Ahir zaman Müceddidi olan Bediüzzaman Hazretleri, mü’minlerin en dehşetli hastalığı olan namazsızlık marazına çare olacak çok şifalı reçeteler hazırlamıştır. Nefsin ve şeytanın kalbe şüphe tohumları bırakacak bütün suallerine mukni cevaplar hazırlamış, şifalı bir reçete olarak sunmuştur. Şeytana, kalbe nüfuz edeceği bir menfez bırakmamıştır. Böylece geveze akılları susturmuş, demir gibi kalpleri hamur gibi yumuşatmış, karanlık sefil ruhları sefaletten kurtarmıştır.
İşte o suallerden bazıları ve bunlara verilen cevaplar:
SUAL: Çok tembellerden ve târikü’s-salâtlardan işitiyoruz. Diyorlar ki: “Cenâb-ı Hakk’ın bizim ibadetimize ne ihtiyacı var ki, Kur’ân’da çok şiddet ve ısrarla, ibadeti terk edeni zecredip Cehennem gibi dehşetli bir cezayla tehdit ediyor? İtidalli ve istikametli ve adaletli olan ifade-i Kur’âniyeye nasıl yakışıyor ki, ehemmiyetsiz bir cüz’î hataya karşı nihayet şiddeti gösteriyor.
EL CEVAP: Evet, Cenâb-ı Hak senin ibadetine, belki hiçbir şeye muhtaç değil. Fakat sen ibadete muhtaçsın; mânen hastasın. İbadet ise, mânevî yaralarına tiryaklar hükmünde olduğunu çok risalelerde ispat etmişiz.
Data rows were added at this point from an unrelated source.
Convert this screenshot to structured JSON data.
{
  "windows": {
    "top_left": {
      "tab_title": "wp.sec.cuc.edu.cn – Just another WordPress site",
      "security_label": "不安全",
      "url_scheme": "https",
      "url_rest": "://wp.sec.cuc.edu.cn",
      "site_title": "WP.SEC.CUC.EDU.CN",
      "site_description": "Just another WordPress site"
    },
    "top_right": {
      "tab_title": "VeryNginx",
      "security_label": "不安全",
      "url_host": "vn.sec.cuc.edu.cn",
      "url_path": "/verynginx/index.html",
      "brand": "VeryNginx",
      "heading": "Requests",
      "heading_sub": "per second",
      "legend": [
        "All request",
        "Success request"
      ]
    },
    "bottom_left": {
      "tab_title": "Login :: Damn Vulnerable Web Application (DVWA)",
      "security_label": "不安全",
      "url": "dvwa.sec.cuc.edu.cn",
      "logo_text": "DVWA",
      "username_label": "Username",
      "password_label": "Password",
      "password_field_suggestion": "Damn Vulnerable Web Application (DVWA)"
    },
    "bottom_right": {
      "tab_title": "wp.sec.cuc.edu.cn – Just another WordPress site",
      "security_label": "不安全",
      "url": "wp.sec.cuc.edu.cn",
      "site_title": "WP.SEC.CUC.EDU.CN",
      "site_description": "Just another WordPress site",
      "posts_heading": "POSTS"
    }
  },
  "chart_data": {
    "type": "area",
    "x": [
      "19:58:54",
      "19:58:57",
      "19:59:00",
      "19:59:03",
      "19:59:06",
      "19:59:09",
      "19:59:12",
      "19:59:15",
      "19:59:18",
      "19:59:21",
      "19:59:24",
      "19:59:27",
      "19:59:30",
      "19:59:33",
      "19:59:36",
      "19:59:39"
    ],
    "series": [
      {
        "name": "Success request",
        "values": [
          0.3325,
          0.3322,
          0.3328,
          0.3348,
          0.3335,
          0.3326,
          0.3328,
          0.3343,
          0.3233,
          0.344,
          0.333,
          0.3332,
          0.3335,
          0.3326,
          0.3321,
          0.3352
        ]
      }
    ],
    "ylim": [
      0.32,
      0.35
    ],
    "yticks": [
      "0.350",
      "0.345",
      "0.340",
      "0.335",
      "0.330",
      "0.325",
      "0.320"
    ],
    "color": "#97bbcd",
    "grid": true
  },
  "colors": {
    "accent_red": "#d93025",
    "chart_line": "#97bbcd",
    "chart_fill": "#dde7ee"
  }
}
Acaba bir hasta, o hastalık hakkında, şefkatli bir hekimin ona nâfi ilâçları içirmek hususunda ettiği ısrara mukabil, hekime dese: “Senin ne ihtiyacın var, bana böyle ısrar ediyorsun?” Ne kadar mânâsız olduğunu anlarsın.
Evet, Cenab-ı Hakk’ın hiçbir şeye ihtiyacı yok. Ne bizim namazımıza, ne kestiğimiz kurbanlara, ne çektiğimiz zikirlere. Her ibadet, bizim bir mânevî hastalığımıza ilâçtır, bir derdimize dermandır, bir sıkıntımızdan kurtuluş vesilesidir. İnsan namaz kılmakla, kendisine iyilik yapmış olmaktadır. Allah, kullarının bu ihtiyacını bildiği için, namazı ve diğer ibadetleri emretmiştir. Hem de ibadetlerin bize hiçbir maddî ve mânevî faydası olmasa bile, Rabbimiz emrettiği için yapmak, bir insanlık ve kulluk görevimizdir.